L’explication nous est fournie par Saint Augustin dans son histoire du pirate à qui Alexandre le Grand demanda « Comment oses-tu persécuter la mer ? » à quoi le pirate répondit, « Comment osez-vous malmener le monde entier ? Je ne le fais qu’avec un petit bateau, voilà pourquoi on me traite de voleur : vous, qui le faites à l’aide d’une immense flotte, on vous appelle empereur. »

 

Saint Augustin trouve la réponse du pirate « élégante et excellente ». Mais le philosophe de l’Antiquité, évêque en Afrique romaine, n’était qu’une voix du Sud, facilement ignorée. Les bien-pensants d’aujourd’hui sont conscients que l’Empereur a des droits que le Petit Peuple, dont font partie les Boliviens, ne peut revendiquer.

 

Goni n’est que l’un des nombreux individus que l’Empereur a choisi de ne pas extrader. Autre exemple: Luis Posada Carriles, décrit par Peter Kornbluh, analyste de la terreur en Amérique Latine, comme « l’un des plus dangereux terroristes de l’histoire contemporaine”.

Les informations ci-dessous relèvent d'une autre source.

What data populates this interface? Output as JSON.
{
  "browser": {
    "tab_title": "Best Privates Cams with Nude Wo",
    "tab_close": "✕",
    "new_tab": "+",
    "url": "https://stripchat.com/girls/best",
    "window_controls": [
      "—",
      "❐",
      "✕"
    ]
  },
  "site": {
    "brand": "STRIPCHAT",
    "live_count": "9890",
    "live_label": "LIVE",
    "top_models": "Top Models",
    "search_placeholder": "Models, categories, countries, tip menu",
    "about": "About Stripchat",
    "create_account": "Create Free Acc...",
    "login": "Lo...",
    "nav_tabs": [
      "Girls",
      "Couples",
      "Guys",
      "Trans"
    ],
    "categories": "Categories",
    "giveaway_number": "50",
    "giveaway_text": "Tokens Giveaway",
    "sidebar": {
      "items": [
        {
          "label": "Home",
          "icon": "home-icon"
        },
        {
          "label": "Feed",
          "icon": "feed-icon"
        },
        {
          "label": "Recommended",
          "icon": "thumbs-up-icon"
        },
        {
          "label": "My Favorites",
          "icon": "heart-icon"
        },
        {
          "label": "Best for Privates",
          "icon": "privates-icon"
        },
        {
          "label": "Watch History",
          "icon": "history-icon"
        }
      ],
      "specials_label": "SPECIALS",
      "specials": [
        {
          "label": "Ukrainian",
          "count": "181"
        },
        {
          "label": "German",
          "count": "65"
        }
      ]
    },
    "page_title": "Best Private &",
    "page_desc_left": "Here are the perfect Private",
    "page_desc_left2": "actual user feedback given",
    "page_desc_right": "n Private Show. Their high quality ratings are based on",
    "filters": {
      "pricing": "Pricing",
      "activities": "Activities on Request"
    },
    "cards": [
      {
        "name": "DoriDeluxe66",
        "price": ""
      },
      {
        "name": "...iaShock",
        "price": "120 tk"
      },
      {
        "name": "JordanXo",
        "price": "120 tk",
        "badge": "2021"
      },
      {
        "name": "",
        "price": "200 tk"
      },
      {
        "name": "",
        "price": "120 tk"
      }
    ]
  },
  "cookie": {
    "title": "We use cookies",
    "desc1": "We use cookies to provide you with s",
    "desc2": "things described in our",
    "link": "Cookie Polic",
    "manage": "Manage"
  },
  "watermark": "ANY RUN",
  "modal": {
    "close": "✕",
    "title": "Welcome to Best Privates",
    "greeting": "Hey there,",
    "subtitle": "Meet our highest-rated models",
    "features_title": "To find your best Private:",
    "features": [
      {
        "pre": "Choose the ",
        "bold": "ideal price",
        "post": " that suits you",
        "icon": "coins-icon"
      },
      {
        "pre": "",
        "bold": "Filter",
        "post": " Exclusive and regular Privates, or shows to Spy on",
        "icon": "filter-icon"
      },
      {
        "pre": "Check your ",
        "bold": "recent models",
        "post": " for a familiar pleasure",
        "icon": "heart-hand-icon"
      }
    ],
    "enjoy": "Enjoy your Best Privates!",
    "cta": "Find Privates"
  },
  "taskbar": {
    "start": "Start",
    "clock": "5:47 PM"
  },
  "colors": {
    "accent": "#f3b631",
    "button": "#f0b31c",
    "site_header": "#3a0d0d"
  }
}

Posada est recherché par le Venezuela et Cuba pour son rôle dans l’attentat à la bombe sur un vol commercial de la compagnie Cubana qui a tué 73 personnes. La CIA et le FBI ont reconnu sa possible implication dans l’affaire. Mais ni les Cubains et ni les Vénézuéliens  ne disposent des  prérogatives de l’Empereur, qui a organisé et soutenu le règne de la terreur auquel ont été soumis les Cubains depuis la révolution.

 

Feu Orlando Bosch, complice de Posada, a également bénéficié de la bienveillance de l’Empereur. Le Département de la Justice des Etats-Unis et le FBI ont requis son expulsion, en tant que menace pour la sécurité des Etats-Unis, l’accusant d’une douzaine d’actes terroristes. Le Président George. H.W. Bush a annulé son ordre d’expulsion en 1990 et Bosch a ainsi pu passer le reste de sa vie à Miami, paisiblement, sans être ennuyé par les demandes d’extradition formulées par Cuba et le Costa Rica, tenus pour quantités négligeables.

 

Une autre quantité négligeable est l’Italie, qui réclame l’extradition de 23 agents de la CIA, accusés d’avoir enlevé Hassan Mustafa Osama Nasr, prêtre égyptien exerçant à Milan, et de l’avoir transféré en Egypte où il fut torturé (son innocence fut établie un peu plus tard). Souhaitons bonne chance à l’Italie.

 

Il existe d’autres affaires de ce type, mais la notion d’arbitraire nous renvoie à la question de l’indépendance de l’Amérique latine. Le Open Society Institute a récemment publié une étude intitulée «Mondialisation de la torture : détention secrète et justice arbitraire pratiquées par la CIA. » Ce rapport détaille l’importance de l’implication de l’agence de renseignement dans ces crimes à travers le monde, y compris sur le sol européen.

 

Un intellectuel sud-américain, Greg Grandin, a fait remarquer qu’une région du monde était absente de la liste de la honte : l’Amérique latine. Cela est doublement remarquable. L’Amérique latine a pendant longtemps été la confortable « base arrière » des Etats-Unis. Si jamais un Etat s’avisait de redresser la tête, il était aussitôt renversé par la terreur ou par un Coup d’Etat militaire. Sous le contrôle des Etats-Unis, pendant la seconde moitié du vingtième siècle, l’Amérique latine se trouva être l’un des hauts-lieux de la torture dans le monde.

 

Ce n’est désormais plus le cas, car le sud du continent se libère peu à peu de l’emprise du Canada et des Etats-Unis.